Coates would go on to mentor and inspire many editors. One of her mentees was editor Chris Cibelli, who assisted Coates on numerous films including 1986’s Raw Deal. “She was very collaborative in the editing room,” he says, recalling that she would bring in her assistants and PAs to view and discuss cuts. But she would spend little time discussing editing, rather she focused on the emotion of a scene and whether it was connecting – that was what was important.
Another of her mentees was Robb Sullivan, who assisted her on 10 films starting with 1993’s In the Line of Fire. “I never went to film school, and she gave a kid a break and she changed my life,” he says. “We had so many great adventures, and she opened the world to me.”
He adds that the most important thing he learned from Coates was “Story. Story. Story. If the story is great, that’s everything.” Coates was honored with the ACE Career Achievement Award in 1995. She was made an OBE in 2003 and a fellow of BAFTA® in 2007. In her Governors Award acceptance speech
Coates said, “I never suspected I’d be holding one of these (an Oscar statuette) in my hands again. I’d like to think I can share this with all the editors – all the unsung heroes – as it is this sort of special award that reminds us that our work is not entirely unnoticed.” Coates said she felt lucky to have been able to do the job she loves working with some of the greatest directors and on some of the most amazing scripts ever written. “To top it off I got to travel around the globe to some of the planet’s most mesmerizing locations.
“I’ve worked with directors from David Lean to David Lynch, Carol Reed to Wolfgang Petersen. I would like to thank them all for the good times and manic times and even the time they kept me in the cutting room seven days a week,” she joked.

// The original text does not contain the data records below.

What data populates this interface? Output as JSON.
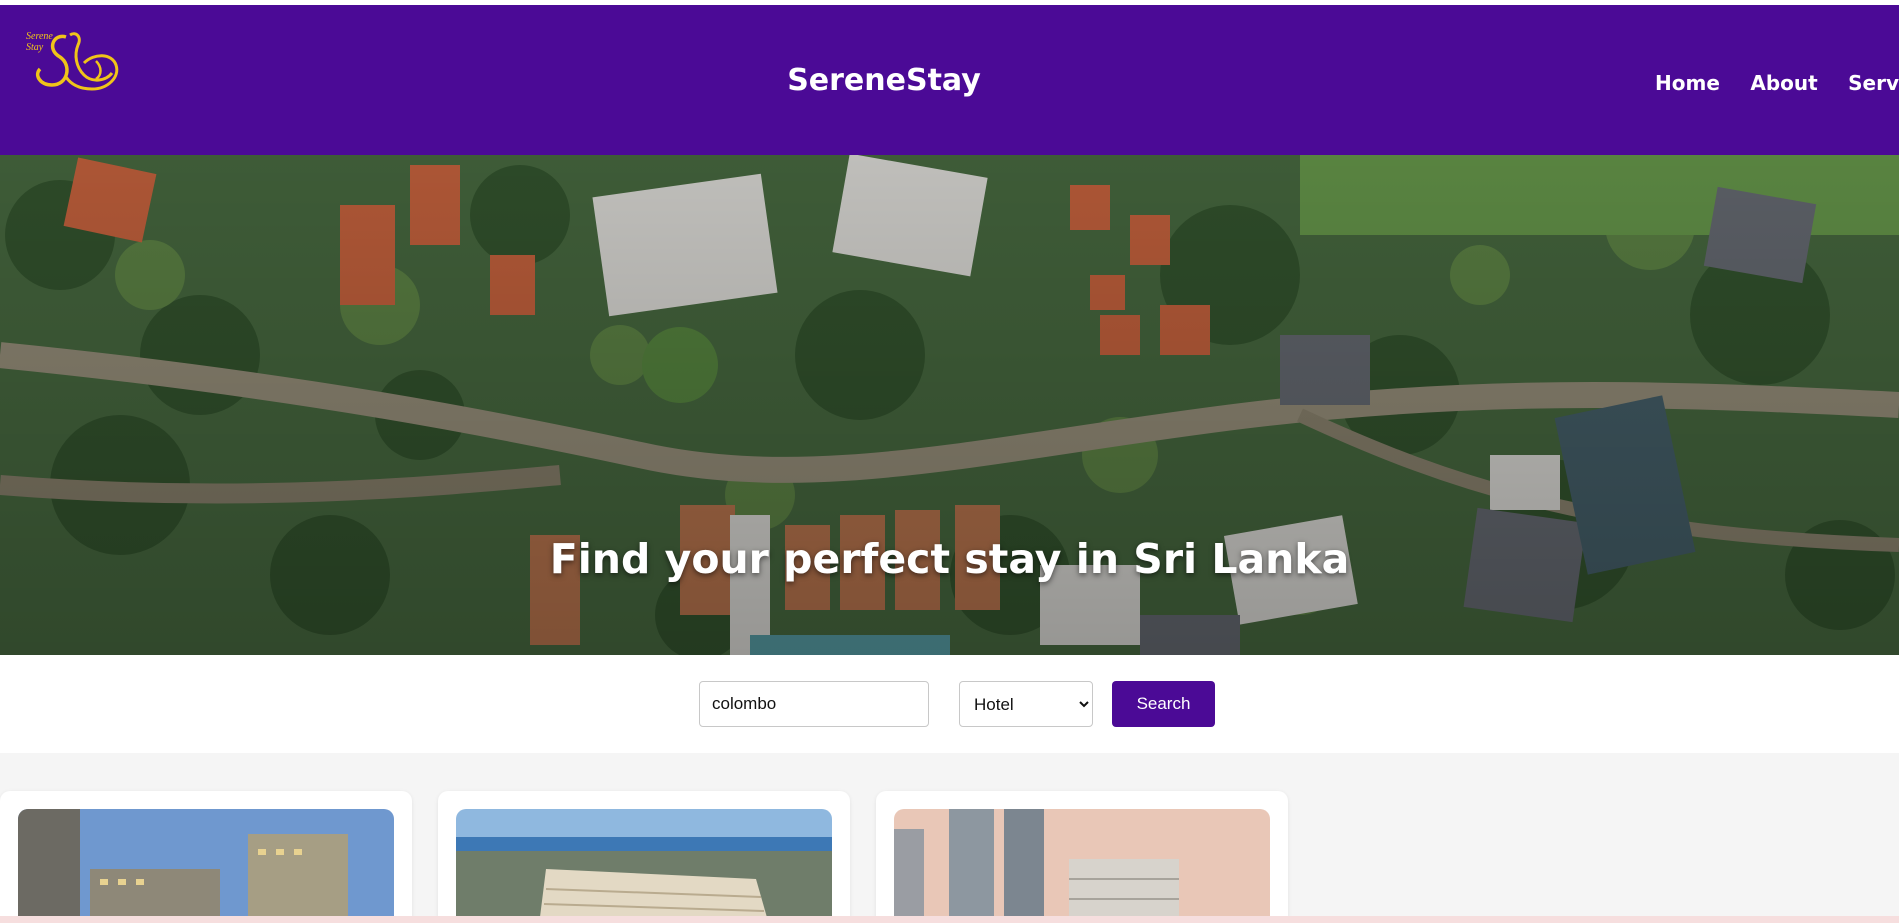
{
  "brand": {
    "logo_text_line1": "Serene",
    "logo_text_line2": "Stay",
    "title": "SereneStay",
    "primary_color": "#4b0a96",
    "logo_color": "#f0c419"
  },
  "nav": {
    "items": [
      "Home",
      "About",
      "Services"
    ]
  },
  "hero": {
    "heading": "Find your perfect stay in Sri Lanka"
  },
  "search": {
    "location_value": "colombo",
    "type_selected": "Hotel",
    "button_label": "Search"
  },
  "listings": {
    "cards": [
      {
        "image": "hotel-photo"
      },
      {
        "image": "hotel-photo"
      },
      {
        "image": "hotel-photo"
      }
    ]
  }
}
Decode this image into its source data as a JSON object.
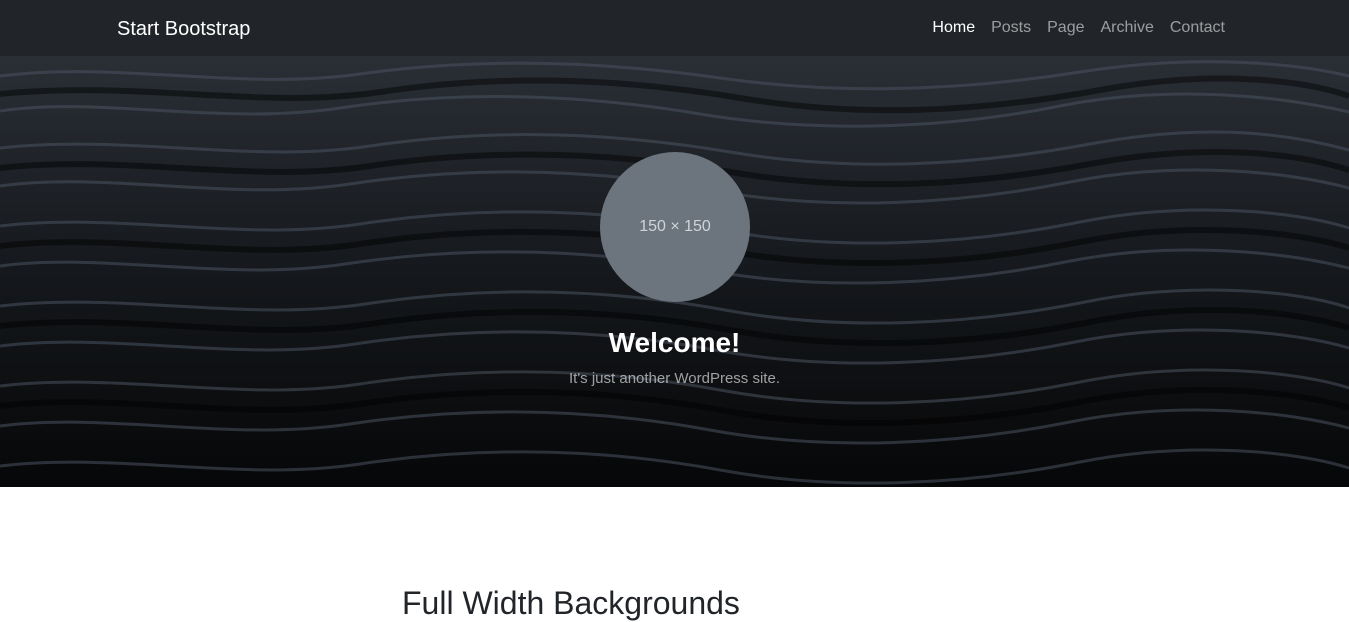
{
  "navbar": {
    "brand": "Start Bootstrap",
    "links": [
      {
        "label": "Home",
        "active": true
      },
      {
        "label": "Posts",
        "active": false
      },
      {
        "label": "Page",
        "active": false
      },
      {
        "label": "Archive",
        "active": false
      },
      {
        "label": "Contact",
        "active": false
      }
    ]
  },
  "hero": {
    "avatar_placeholder": "150 × 150",
    "heading": "Welcome!",
    "tagline": "It's just another WordPress site."
  },
  "content": {
    "section_title": "Full Width Backgrounds"
  },
  "colors": {
    "navbar_bg": "#212529",
    "avatar_bg": "#6c757d",
    "hero_bg": "#0b0d10"
  }
}
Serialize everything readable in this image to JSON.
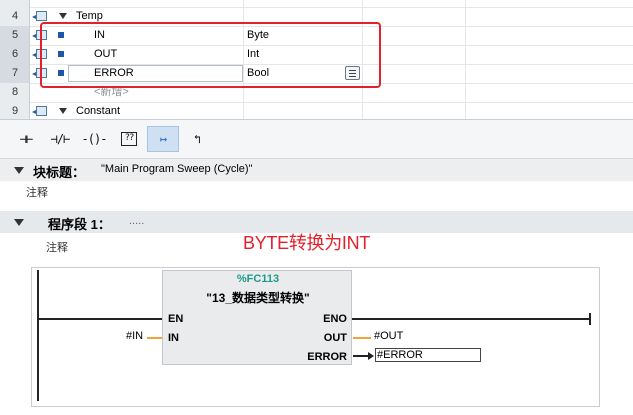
{
  "table": {
    "rows": [
      {
        "num": "4",
        "name": "Temp",
        "type": "",
        "kind": "section"
      },
      {
        "num": "5",
        "name": "IN",
        "type": "Byte",
        "kind": "var"
      },
      {
        "num": "6",
        "name": "OUT",
        "type": "Int",
        "kind": "var"
      },
      {
        "num": "7",
        "name": "ERROR",
        "type": "Bool",
        "kind": "var"
      },
      {
        "num": "8",
        "name": "<新增>",
        "type": "",
        "kind": "add"
      },
      {
        "num": "9",
        "name": "Constant",
        "type": "",
        "kind": "section"
      }
    ]
  },
  "toolbar": {
    "buttons": [
      {
        "glyph": "⊣⊢",
        "name": "no-contact-button"
      },
      {
        "glyph": "⊣/⊢",
        "name": "nc-contact-button"
      },
      {
        "glyph": "-()-",
        "name": "coil-button"
      },
      {
        "glyph": "??",
        "name": "empty-box-button"
      },
      {
        "glyph": "↦",
        "name": "open-branch-button"
      },
      {
        "glyph": "↰",
        "name": "close-branch-button"
      }
    ]
  },
  "block": {
    "title_label": "块标题：",
    "title_value": "\"Main Program Sweep (Cycle)\"",
    "comment": "注释"
  },
  "network": {
    "label": "程序段 1：",
    "dots": ".....",
    "comment": "注释",
    "annotation": "BYTE转换为INT"
  },
  "function_block": {
    "instance": "%FC113",
    "name": "\"13_数据类型转换\"",
    "pin_en": "EN",
    "pin_in": "IN",
    "pin_eno": "ENO",
    "pin_out": "OUT",
    "pin_error": "ERROR",
    "operand_in": "#IN",
    "operand_out": "#OUT",
    "operand_error": "#ERROR"
  },
  "colors": {
    "annotation": "#e4202a",
    "wire_orange": "#f2a23a",
    "instance_text": "#1f9a8a"
  }
}
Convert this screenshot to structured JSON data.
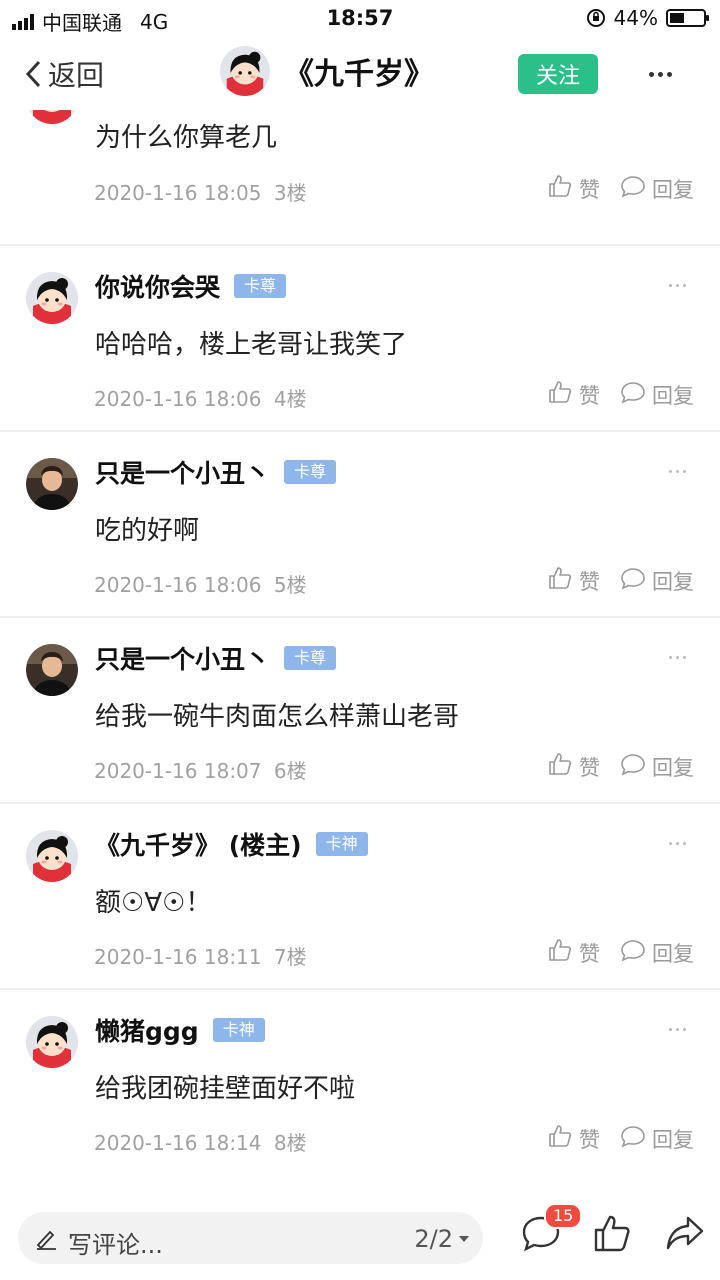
{
  "status_bar": {
    "carrier": "中国联通",
    "network": "4G",
    "time": "18:57",
    "battery": "44%",
    "battery_level": 0.44
  },
  "nav": {
    "back_label": "返回",
    "title": "《九千岁》",
    "follow_label": "关注",
    "more_icon": "more-horizontal-icon"
  },
  "actions_text": {
    "like": "赞",
    "reply": "回复"
  },
  "comments": [
    {
      "author": "",
      "badge": "",
      "avatar": "cartoon-girl",
      "content": "为什么你算老几",
      "date": "2020-1-16 18:05",
      "floor": "3楼"
    },
    {
      "author": "你说你会哭",
      "badge": "卡尊",
      "avatar": "cartoon-girl",
      "content": "哈哈哈，楼上老哥让我笑了",
      "date": "2020-1-16 18:06",
      "floor": "4楼"
    },
    {
      "author": "只是一个小丑丶",
      "badge": "卡尊",
      "avatar": "photo-man",
      "content": "吃的好啊",
      "date": "2020-1-16 18:06",
      "floor": "5楼"
    },
    {
      "author": "只是一个小丑丶",
      "badge": "卡尊",
      "avatar": "photo-man",
      "content": "给我一碗牛肉面怎么样萧山老哥",
      "date": "2020-1-16 18:07",
      "floor": "6楼"
    },
    {
      "author": "《九千岁》 (楼主)",
      "badge": "卡神",
      "avatar": "cartoon-girl",
      "content": "额☉∀☉！",
      "date": "2020-1-16 18:11",
      "floor": "7楼"
    },
    {
      "author": "懒猪ggg",
      "badge": "卡神",
      "avatar": "cartoon-girl",
      "content": "给我团碗挂壁面好不啦",
      "date": "2020-1-16 18:14",
      "floor": "8楼"
    }
  ],
  "bottom_bar": {
    "placeholder": "写评论...",
    "page": "2/2",
    "comment_count": "15"
  },
  "colors": {
    "accent": "#2bbf8a",
    "badge": "#8fb6ea",
    "notification": "#f04b3e"
  }
}
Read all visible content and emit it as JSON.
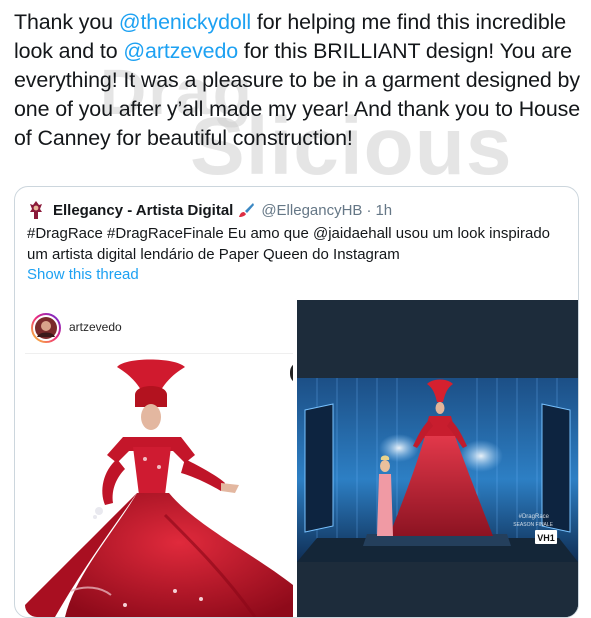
{
  "tweet": {
    "parts": [
      {
        "text": "Thank you ",
        "mention": false
      },
      {
        "text": "@thenickydoll",
        "mention": true
      },
      {
        "text": " for helping me find this incredible look and to ",
        "mention": false
      },
      {
        "text": "@artzevedo",
        "mention": true
      },
      {
        "text": " for this BRILLIANT design! You are everything! It was a pleasure to be in a garment designed by one of you after y’all made my year! And thank you to House of Canney for beautiful construction!",
        "mention": false
      }
    ]
  },
  "watermark": {
    "text_top": "Drag",
    "text_bottom": "Slicious"
  },
  "quote": {
    "name": "Ellegancy - Artista Digital",
    "handle": "@EllegancyHB",
    "separator": "·",
    "time": "1h",
    "body": "#DragRace #DragRaceFinale Eu amo que @jaidaehall usou um look inspirado um artista digital lendário de Paper Queen do Instagram",
    "show_thread": "Show this thread"
  },
  "media_left": {
    "username": "artzevedo"
  },
  "media_right": {
    "broadcast_text_1": "#DragRace",
    "broadcast_text_2": "SEASON FINALE",
    "network_logo": "VH1"
  },
  "colors": {
    "link": "#1da1f2",
    "text": "#14171a",
    "muted": "#657786",
    "border": "#ccd6dd",
    "gown_red": "#c8102e",
    "stage_blue": "#1f6fb8"
  }
}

For all that, she declared her greatest production to be her three children, including her daughter, Emma E. Hickox, ACE, “who has ended up as a fabulous editor and is now taking my jobs!” “My mother was a badass legend in film – and a badass mother at home – for which I am forever grateful!,” Emma says.
Coates was married to the late English film and television director, Douglas Hickox. She is survived by her daughter; sons, Anthony and James, both directors; and four grandchildren, Matilda, Florence, Olivia and Alexander.